This Finnish Startup Burned Llama 3.1 Directly Into Silicon — And It Runs at 17,000 Tokens Per Second
Taalas HC1 eliminates the memory bottleneck entirely by hardwiring an LLM into the chip itself, achieving 10x the speed of an NVIDIA H100.
What if, instead of running an AI model on a general-purpose GPU, you just etched the entire model directly into the chip's wiring?
That is exactly what Finnish startup Taalas has done with the HC1, and the results are staggering: nearly 17,000 tokens per second of sustained inference from a single chip. For comparison, an NVIDIA H100 serves roughly 150 tokens per second to a single user.
How It Works
The HC1 takes the Llama 3.1 8B model and hardwires its weights and architecture directly into silicon. There are no separate memory chips, no HBM stacks, no 3D packaging tricks. Storage and compute are unified on a single die at DRAM-level density.

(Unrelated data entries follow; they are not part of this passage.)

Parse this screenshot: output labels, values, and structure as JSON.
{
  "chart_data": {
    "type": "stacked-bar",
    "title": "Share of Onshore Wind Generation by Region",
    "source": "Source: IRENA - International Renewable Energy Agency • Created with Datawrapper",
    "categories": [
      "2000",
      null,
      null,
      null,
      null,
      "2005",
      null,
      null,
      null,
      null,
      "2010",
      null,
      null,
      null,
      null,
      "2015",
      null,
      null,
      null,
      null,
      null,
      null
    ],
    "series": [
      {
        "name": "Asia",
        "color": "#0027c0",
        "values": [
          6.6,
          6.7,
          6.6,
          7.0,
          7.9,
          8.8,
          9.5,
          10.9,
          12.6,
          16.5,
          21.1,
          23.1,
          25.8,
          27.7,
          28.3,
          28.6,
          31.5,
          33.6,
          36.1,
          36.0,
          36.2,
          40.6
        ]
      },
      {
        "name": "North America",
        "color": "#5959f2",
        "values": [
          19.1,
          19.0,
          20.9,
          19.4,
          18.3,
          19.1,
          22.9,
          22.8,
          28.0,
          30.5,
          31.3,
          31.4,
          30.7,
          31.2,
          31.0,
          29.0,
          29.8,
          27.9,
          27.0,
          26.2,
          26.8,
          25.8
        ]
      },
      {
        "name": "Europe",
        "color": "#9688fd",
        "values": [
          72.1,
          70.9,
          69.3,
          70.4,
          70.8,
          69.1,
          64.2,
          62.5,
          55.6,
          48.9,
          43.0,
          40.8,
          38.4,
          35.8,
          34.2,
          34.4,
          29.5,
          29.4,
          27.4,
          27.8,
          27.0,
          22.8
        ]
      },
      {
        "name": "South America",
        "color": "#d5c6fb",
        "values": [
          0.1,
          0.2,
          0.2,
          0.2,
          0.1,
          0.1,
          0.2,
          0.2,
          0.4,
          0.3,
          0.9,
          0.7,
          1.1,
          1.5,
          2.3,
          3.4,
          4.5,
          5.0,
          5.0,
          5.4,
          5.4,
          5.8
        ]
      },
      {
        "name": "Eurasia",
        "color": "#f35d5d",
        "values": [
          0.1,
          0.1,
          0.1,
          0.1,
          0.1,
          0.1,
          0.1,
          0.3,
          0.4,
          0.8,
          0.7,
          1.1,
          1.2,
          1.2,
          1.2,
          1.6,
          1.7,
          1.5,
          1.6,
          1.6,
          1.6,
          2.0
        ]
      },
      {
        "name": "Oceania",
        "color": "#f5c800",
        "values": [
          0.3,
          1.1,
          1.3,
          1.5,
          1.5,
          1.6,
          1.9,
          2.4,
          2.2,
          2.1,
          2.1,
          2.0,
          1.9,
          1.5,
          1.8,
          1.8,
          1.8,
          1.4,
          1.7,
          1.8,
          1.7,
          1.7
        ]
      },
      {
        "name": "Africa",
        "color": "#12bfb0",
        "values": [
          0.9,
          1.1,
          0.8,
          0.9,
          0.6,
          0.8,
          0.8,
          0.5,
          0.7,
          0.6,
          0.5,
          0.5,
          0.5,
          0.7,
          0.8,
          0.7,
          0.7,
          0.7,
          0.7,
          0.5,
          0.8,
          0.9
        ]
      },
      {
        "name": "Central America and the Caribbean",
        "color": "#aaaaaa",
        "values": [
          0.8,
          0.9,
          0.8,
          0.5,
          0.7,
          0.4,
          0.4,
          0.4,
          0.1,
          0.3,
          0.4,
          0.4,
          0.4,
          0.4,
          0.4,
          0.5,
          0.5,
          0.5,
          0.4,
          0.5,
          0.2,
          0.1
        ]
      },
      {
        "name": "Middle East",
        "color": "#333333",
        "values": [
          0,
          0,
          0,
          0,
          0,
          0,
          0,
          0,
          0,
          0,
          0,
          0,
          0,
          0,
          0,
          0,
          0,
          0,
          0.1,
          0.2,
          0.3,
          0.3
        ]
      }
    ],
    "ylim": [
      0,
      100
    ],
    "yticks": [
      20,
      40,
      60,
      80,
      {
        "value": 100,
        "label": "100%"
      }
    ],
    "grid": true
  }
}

Fabricated on TSMC's 6nm process, the chip packs approximately 53 billion transistors onto an 815 mm² die. In demos, it produced bursts of up to 20,000 tokens per second for simple queries and sustained 15,000-16,000 for typical workloads.
The Efficiency Story
Each HC1 chip draws approximately 250 watts. Ten cards in a standard server rack consume about 2.5 kW total — and they run on standard air cooling. No water cooling infrastructure required.
Taalas claims 20x lower inference cost and 10x lower power consumption compared to conventional GPU inference. For anyone running Llama 3.1 8B at scale — chatbots, customer service, coding assistants, edge deployments — the economics are transformative.
The Trade-Off
The obvious limitation: the HC1 can only run Llama 3.1 8B. It cannot execute other models. But Taalas has a roadmap — a second mid-sized reasoning LLM is planned for HC1 silicon in Q2 2026, and the next-generation HC2 platform is expected by end of year.
And despite being hardwired, the chip supports LoRA fine-tuning, so organizations can still customize the model's behavior for their specific use case.
Why It Matters
The HC1 represents a fundamentally different approach to AI inference — one that trades flexibility for raw speed and efficiency. As AI workloads become more predictable and standardized, this kind of specialized silicon could reshape how inference is deployed at the edge and in the data center.